In short, what appears to be lawless, illegal, and immoral in everything happening is none other than the bare (unrestrained) violence committed in the service of the state, which is now undergoing a process of self-reconstitution. Instead of moaning, weeping, or complaining, we should work to build the oppositional force that will stop it in its tracks and discover methods to stand in solidarity with those doing so.

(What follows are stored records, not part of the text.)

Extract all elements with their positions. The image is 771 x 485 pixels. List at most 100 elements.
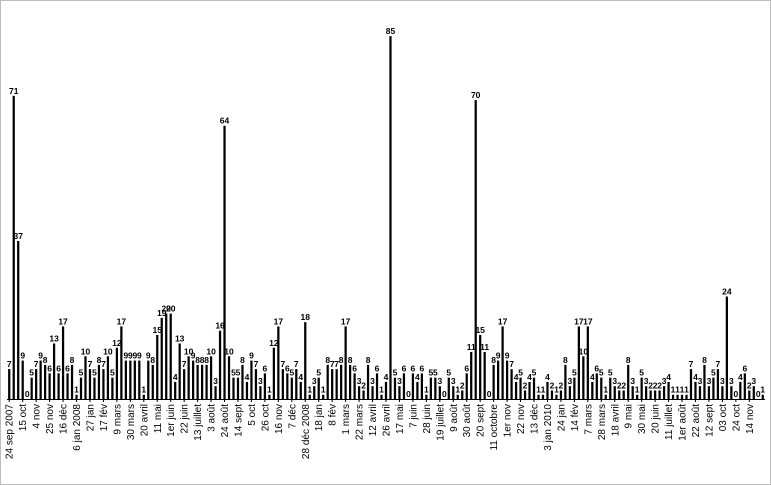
x-tick-label: 19 juillet — [435, 404, 446, 441]
bar-value-label: 4 — [666, 372, 671, 382]
bar — [384, 381, 388, 399]
bar-value-label: 17 — [574, 316, 584, 326]
bar-value-label: 3 — [612, 376, 617, 386]
bar-value-label: 5 — [532, 368, 537, 378]
bar — [676, 394, 679, 399]
bar — [313, 386, 316, 399]
bar-value-label: 12 — [269, 338, 279, 348]
bar — [761, 394, 764, 399]
bar — [21, 360, 24, 399]
bar-value-label: 7 — [34, 359, 39, 369]
bar-value-label: 6 — [375, 363, 380, 373]
bar — [48, 373, 51, 399]
bar-value-label: 7 — [334, 359, 339, 369]
bar-value-label: 7 — [689, 359, 694, 369]
x-tick-label: 22 août — [691, 404, 702, 438]
bar-value-label: 6 — [56, 363, 61, 373]
bar-value-label: 7 — [254, 359, 259, 369]
bar-value-label: 2 — [657, 380, 662, 390]
bar-value-label: 3 — [720, 376, 725, 386]
bar — [178, 343, 181, 399]
bar — [591, 381, 594, 399]
x-tick-label: 9 mai — [624, 404, 635, 428]
bar — [93, 377, 96, 399]
bar-value-label: 1 — [267, 385, 272, 395]
bar — [568, 386, 572, 399]
bar — [707, 386, 711, 399]
bar — [232, 377, 235, 399]
bar — [730, 386, 733, 399]
bar — [30, 377, 33, 399]
bar — [349, 364, 352, 399]
bar — [411, 373, 415, 399]
bar-value-label: 4 — [738, 372, 743, 382]
bar-value-label: 1 — [321, 385, 326, 395]
bar — [743, 373, 746, 399]
bar-value-label: 8 — [563, 355, 568, 365]
x-tick-label: 24 jan — [556, 404, 567, 431]
bar — [174, 381, 177, 399]
bar — [183, 369, 186, 399]
bar — [721, 386, 724, 399]
bar — [402, 373, 406, 399]
bar-value-label: 3 — [568, 376, 573, 386]
bar-value-label: 6 — [464, 363, 469, 373]
bar-value-label: 1 — [541, 385, 546, 395]
bar — [44, 364, 47, 399]
bar-value-label: 5 — [518, 368, 523, 378]
bar — [514, 381, 518, 399]
bar-value-label: 0 — [442, 389, 447, 399]
bar — [209, 356, 213, 399]
bar-value-label: 20 — [166, 304, 176, 314]
bar-value-label: 8 — [204, 355, 209, 365]
bar — [88, 369, 92, 399]
bar-value-label: 2 — [648, 380, 653, 390]
bar — [241, 364, 244, 399]
bar — [277, 326, 280, 399]
bar — [340, 364, 343, 399]
bar-value-label: 17 — [117, 316, 127, 326]
bar — [200, 364, 204, 399]
bar — [272, 347, 275, 399]
bar — [214, 386, 217, 399]
bar-value-label: 4 — [527, 372, 532, 382]
bar — [250, 360, 253, 399]
bar — [425, 394, 428, 399]
x-tick-label: 22 nov — [516, 404, 527, 434]
bar — [703, 364, 706, 399]
bar-value-label: 5 — [92, 368, 97, 378]
bar — [577, 326, 580, 399]
x-tick-label: 1er août — [678, 404, 689, 441]
bar-value-label: 3 — [397, 376, 402, 386]
bar — [156, 334, 159, 399]
bar-value-label: 0 — [25, 389, 30, 399]
bar-value-label: 6 — [742, 363, 747, 373]
bar — [138, 360, 141, 399]
bar-value-label: 3 — [707, 376, 712, 386]
x-tick-label: 14 fév — [570, 404, 581, 431]
x-tick-label: 13 déc — [530, 404, 541, 434]
bar-value-label: 5 — [289, 368, 294, 378]
bar-value-label: 2 — [523, 380, 528, 390]
x-tick-label: 03 oct — [718, 404, 729, 431]
bar-value-label: 3 — [751, 376, 756, 386]
bar — [618, 390, 621, 399]
bar-value-label: 3 — [729, 376, 734, 386]
bar-value-label: 1 — [680, 385, 685, 395]
bar — [649, 390, 652, 399]
x-tick-label: 6 jan 2008 — [72, 404, 83, 451]
bar-value-label: 85 — [386, 26, 396, 36]
bar — [66, 373, 69, 399]
x-tick-label: 3 jan 2010 — [543, 404, 554, 451]
bar — [689, 369, 693, 399]
bar — [151, 364, 154, 399]
bar — [17, 241, 20, 399]
bar-value-label: 9 — [123, 351, 128, 361]
bar-value-label: 4 — [298, 372, 303, 382]
bar — [115, 347, 119, 399]
x-tick-label: 7 déc — [287, 404, 298, 428]
bar — [398, 386, 401, 399]
bar-value-label: 9 — [128, 351, 133, 361]
bar-value-label: 15 — [475, 325, 485, 335]
bar-value-label: 5 — [446, 368, 451, 378]
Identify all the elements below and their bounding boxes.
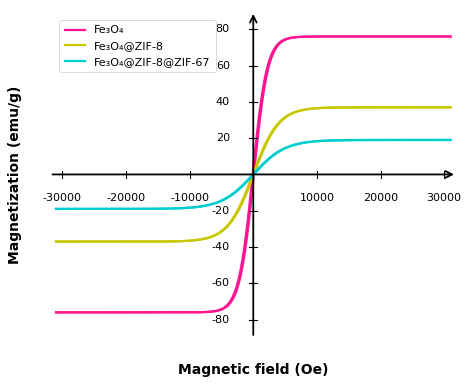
Text: 40: 40	[216, 97, 230, 107]
Text: 20: 20	[216, 133, 230, 143]
Text: -40: -40	[212, 242, 230, 252]
Text: -80: -80	[212, 315, 230, 325]
Text: -20: -20	[212, 206, 230, 216]
Text: -30000: -30000	[43, 193, 82, 203]
Text: 30000: 30000	[427, 193, 462, 203]
Text: Magnetization (emu/g): Magnetization (emu/g)	[8, 85, 22, 264]
Text: 20000: 20000	[363, 193, 398, 203]
Text: 10000: 10000	[300, 193, 334, 203]
Text: -60: -60	[212, 278, 230, 288]
Text: -20000: -20000	[107, 193, 146, 203]
Text: 80: 80	[216, 24, 230, 34]
Text: -10000: -10000	[170, 193, 209, 203]
Text: Magnetic field (Oe): Magnetic field (Oe)	[178, 363, 328, 377]
Text: 60: 60	[216, 61, 230, 71]
Legend: Fe₃O₄, Fe₃O₄@ZIF-8, Fe₃O₄@ZIF-8@ZIF-67: Fe₃O₄, Fe₃O₄@ZIF-8, Fe₃O₄@ZIF-8@ZIF-67	[59, 20, 216, 72]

Where the main targets and victims of this violence are, that is where you will find this path: the exploited worker, the oppressed peasant, the Kurd who wants to be wiped out, the Greek, Armenian, and Jew who rejoices at being wiped out, the Alevi who is not treated equally, the prisoners persecuted by the unlawful violence at work... The "rule of law" is not brought about by prayer; instead, if such a thing is possible, it is something whose lawlessness is eliminated and leveled by the battle of the forces against it.
Local elections are forthcoming, and all these choices, visits, statements, bans, and arrests send a message: Are you supporting the new/in-progress state in this election, or are you supporting the people the new state wants to squelch and crush?